Кэтрин и Ральф поняли друг друга с полуслова, и вскоре она уже сбежала к нему в холл, накинув пальто. Была ясная лунная ночь — идеальная для прогулок, как и всякая ночь теперь для этих двоих, поскольку им больше всего на свете хотелось движения, свободы, тишины.
— Наконец-то! — выдохнула она, когда за ними закрылась парадная дверь.
И принялась рассказывать ему, как ждала, и тосковала, и думала, что он никогда больше не придет, прислушивалась к каждому хлопку двери, и каждый раз надеялась, что он стоит там, под фонарем, на улице, и смотрит на ее дом. Они оглянулись на тихий дом с горящими окнами — его дражайшую святыню. И хотя она, смеясь, шутливо дергала его за рукав, он бы не отрекся от прежней веры, однако прикосновение ее руки и волшебные переливы ее голоса не оставляли ему времени на раздумья — да и не очень-то хотелось, — было нечто другое, требовавшее его внимания.
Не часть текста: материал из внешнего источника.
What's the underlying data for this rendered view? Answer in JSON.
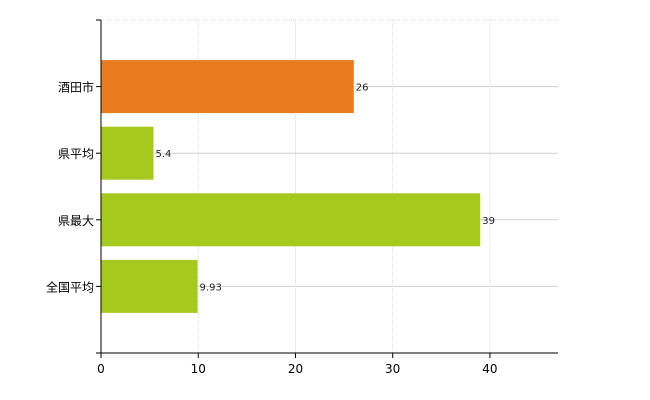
{
  "chart_data": {
    "type": "bar",
    "orientation": "horizontal",
    "categories": [
      "酒田市",
      "県平均",
      "県最大",
      "全国平均"
    ],
    "values": [
      26,
      5.4,
      39,
      9.93
    ],
    "value_labels": [
      "26",
      "5.4",
      "39",
      "9.93"
    ],
    "bar_colors": [
      "#e87c1e",
      "#a5c91f",
      "#a5c91f",
      "#a5c91f"
    ],
    "xlim": [
      0,
      47
    ],
    "x_ticks": [
      0,
      10,
      20,
      30,
      40
    ],
    "x_tick_labels": [
      "0",
      "10",
      "20",
      "30",
      "40"
    ],
    "grid": true,
    "title": "",
    "xlabel": "",
    "ylabel": ""
  }
}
Каким-то образом они оказались на ярко освещенной улице с множеством фонарей, сияющими перекрестками, снующими в два ряда омнибусами — и, выбрав наугад один из них, взобрались наверх и устроились на переднем сиденье. Покружив немного по относительно темным улицам, таким узким, что тени от жалюзи едва не касались их лиц, они выехали на оживленную развязку, куда стекаются желтые огни, чтобы потом, редея, разбежаться в разные стороны. Так они парили между небом и землей, пока впереди не замаячили бледные и плоские на фоне ночного неба церковные шпили лондонского Сити.
— Замерзла? — спросил он, когда они вышли у Темпл-Бар.
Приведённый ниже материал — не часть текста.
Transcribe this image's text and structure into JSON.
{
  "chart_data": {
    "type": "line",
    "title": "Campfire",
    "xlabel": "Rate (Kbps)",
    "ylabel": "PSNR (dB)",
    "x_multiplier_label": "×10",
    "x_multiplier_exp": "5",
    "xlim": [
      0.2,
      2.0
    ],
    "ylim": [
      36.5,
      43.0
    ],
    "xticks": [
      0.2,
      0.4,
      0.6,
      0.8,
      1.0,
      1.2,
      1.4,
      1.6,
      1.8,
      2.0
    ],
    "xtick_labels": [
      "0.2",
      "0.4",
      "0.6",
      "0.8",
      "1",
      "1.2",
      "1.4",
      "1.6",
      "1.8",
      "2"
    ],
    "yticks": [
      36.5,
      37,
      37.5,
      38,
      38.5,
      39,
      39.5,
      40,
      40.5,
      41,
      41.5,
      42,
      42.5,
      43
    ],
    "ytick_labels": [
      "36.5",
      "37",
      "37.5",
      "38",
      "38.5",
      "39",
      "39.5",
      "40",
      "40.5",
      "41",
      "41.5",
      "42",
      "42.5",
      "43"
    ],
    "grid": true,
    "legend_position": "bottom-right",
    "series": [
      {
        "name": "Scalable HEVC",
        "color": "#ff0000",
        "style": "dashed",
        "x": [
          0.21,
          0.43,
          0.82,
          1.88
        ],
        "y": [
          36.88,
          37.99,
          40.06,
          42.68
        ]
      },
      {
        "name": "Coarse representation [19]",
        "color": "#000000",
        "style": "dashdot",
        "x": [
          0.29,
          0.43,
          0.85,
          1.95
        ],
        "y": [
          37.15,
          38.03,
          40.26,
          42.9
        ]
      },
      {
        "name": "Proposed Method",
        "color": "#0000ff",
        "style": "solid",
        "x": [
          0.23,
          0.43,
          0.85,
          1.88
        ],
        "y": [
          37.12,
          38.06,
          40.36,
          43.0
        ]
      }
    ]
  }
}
— Да, немного, — ответила она.
Роскошная гонка огней вокруг блуждающего и кружащего городского омнибуса подошла к концу, подумала она. В мыслях они повторяли этот маршрут, парили над толпой, как победители на колеснице, наслаждаясь пышным зрелищем по праву хозяев жизни. Теперь они стояли на тротуаре, и восторги поутихли, но им было так хорошо вместе! Ральф остановился под газовым фонарем зажечь трубку.
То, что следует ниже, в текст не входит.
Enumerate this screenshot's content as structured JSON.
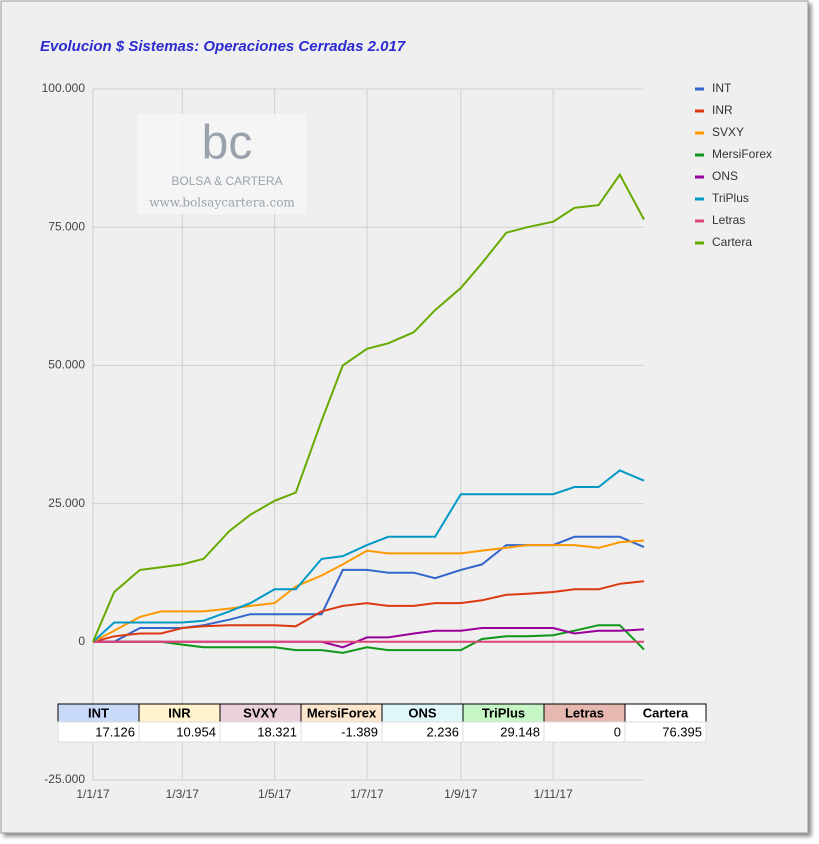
{
  "chart_data": {
    "type": "line",
    "title": "Evolucion $ Sistemas: Operaciones Cerradas 2.017",
    "watermark": {
      "logo": "bc",
      "name": "BOLSA & CARTERA",
      "url": "www.bolsaycartera.com"
    },
    "x": [
      "1/1/17",
      "15/1/17",
      "1/2/17",
      "15/2/17",
      "1/3/17",
      "15/3/17",
      "1/4/17",
      "15/4/17",
      "1/5/17",
      "15/5/17",
      "1/6/17",
      "15/6/17",
      "1/7/17",
      "15/7/17",
      "1/8/17",
      "15/8/17",
      "1/9/17",
      "15/9/17",
      "1/10/17",
      "15/10/17",
      "1/11/17",
      "15/11/17",
      "1/12/17",
      "15/12/17",
      "31/12/17"
    ],
    "xlim": [
      "1/1/17",
      "31/12/17"
    ],
    "xticks": [
      "1/1/17",
      "1/3/17",
      "1/5/17",
      "1/7/17",
      "1/9/17",
      "1/11/17"
    ],
    "ylim": [
      -25000,
      100000
    ],
    "yticks": [
      {
        "value": -25000,
        "label": "-25.000"
      },
      0,
      {
        "value": 25000,
        "label": "25.000"
      },
      {
        "value": 50000,
        "label": "50.000"
      },
      {
        "value": 75000,
        "label": "75.000"
      },
      {
        "value": 100000,
        "label": "100.000"
      }
    ],
    "grid": true,
    "legend": "right",
    "series": [
      {
        "name": "INT",
        "color": "#3366cc",
        "values": [
          0,
          0,
          2500,
          2500,
          2500,
          3000,
          4000,
          5000,
          5000,
          5000,
          5000,
          13000,
          13000,
          12500,
          12500,
          11500,
          13000,
          14000,
          17500,
          17500,
          17500,
          19000,
          19000,
          19000,
          17126
        ]
      },
      {
        "name": "INR",
        "color": "#dc3912",
        "values": [
          0,
          1000,
          1500,
          1500,
          2500,
          2800,
          3000,
          3000,
          3000,
          2800,
          5500,
          6500,
          7000,
          6500,
          6500,
          7000,
          7000,
          7500,
          8500,
          8700,
          9000,
          9500,
          9500,
          10500,
          10954
        ]
      },
      {
        "name": "SVXY",
        "color": "#ff9900",
        "values": [
          0,
          2000,
          4500,
          5500,
          5500,
          5500,
          6000,
          6500,
          7000,
          10000,
          12000,
          14000,
          16500,
          16000,
          16000,
          16000,
          16000,
          16500,
          17000,
          17500,
          17500,
          17500,
          17000,
          18000,
          18321
        ]
      },
      {
        "name": "MersiForex",
        "color": "#109618",
        "values": [
          0,
          0,
          0,
          0,
          -500,
          -1000,
          -1000,
          -1000,
          -1000,
          -1500,
          -1500,
          -2000,
          -1000,
          -1500,
          -1500,
          -1500,
          -1500,
          500,
          1000,
          1000,
          1200,
          2000,
          3000,
          3000,
          -1389
        ]
      },
      {
        "name": "ONS",
        "color": "#990099",
        "values": [
          0,
          0,
          0,
          0,
          0,
          0,
          0,
          0,
          0,
          0,
          0,
          -1000,
          800,
          800,
          1500,
          2000,
          2000,
          2500,
          2500,
          2500,
          2500,
          1500,
          2000,
          2000,
          2236
        ]
      },
      {
        "name": "TriPlus",
        "color": "#0099c6",
        "values": [
          0,
          3500,
          3500,
          3500,
          3500,
          3800,
          5500,
          7000,
          9500,
          9500,
          15000,
          15500,
          17500,
          19000,
          19000,
          19000,
          26700,
          26700,
          26700,
          26700,
          26700,
          28000,
          28000,
          31000,
          29148
        ]
      },
      {
        "name": "Letras",
        "color": "#dd4477",
        "values": [
          0,
          0,
          0,
          0,
          0,
          0,
          0,
          0,
          0,
          0,
          0,
          0,
          0,
          0,
          0,
          0,
          0,
          0,
          0,
          0,
          0,
          0,
          0,
          0,
          0
        ]
      },
      {
        "name": "Cartera",
        "color": "#66aa00",
        "values": [
          0,
          9000,
          13000,
          13500,
          14000,
          15000,
          20000,
          23000,
          25500,
          27000,
          40000,
          50000,
          53000,
          54000,
          56000,
          60000,
          64000,
          68500,
          74000,
          75000,
          76000,
          78500,
          79000,
          84500,
          76395
        ]
      }
    ],
    "table": {
      "headers": [
        "INT",
        "INR",
        "SVXY",
        "MersiForex",
        "ONS",
        "TriPlus",
        "Letras",
        "Cartera"
      ],
      "header_colors": [
        "#c9daf8",
        "#fff2cc",
        "#ead1dc",
        "#fce5cd",
        "#e0f7fa",
        "#c6f5c6",
        "#e6b8af",
        "#ffffff"
      ],
      "cells": [
        "17.126",
        "10.954",
        "18.321",
        "-1.389",
        "2.236",
        "29.148",
        "0",
        "76.395"
      ]
    }
  }
}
Желтоватое пламя высветило на миг его лицо.
— Домик! — сказала Кэтрин. — Мы снимем домик и поселимся там.
— И все здесь бросим? — спросил он.
— Если хочешь, — ответила она и, глядя в небо над Чансери-Лейн, подумала: этот кров над головой всюду одинаков, и теперь у нее есть все, что сулила эта высокая синева, ее ровный негасимый свет, — реальность ли, цифры или любовь, истина?
— Я тут вспомнил, — задумчиво сказал Ральф, — о Мэри Датчет. Ее дом совсем рядом. Ты не против, если мы зайдем к ней?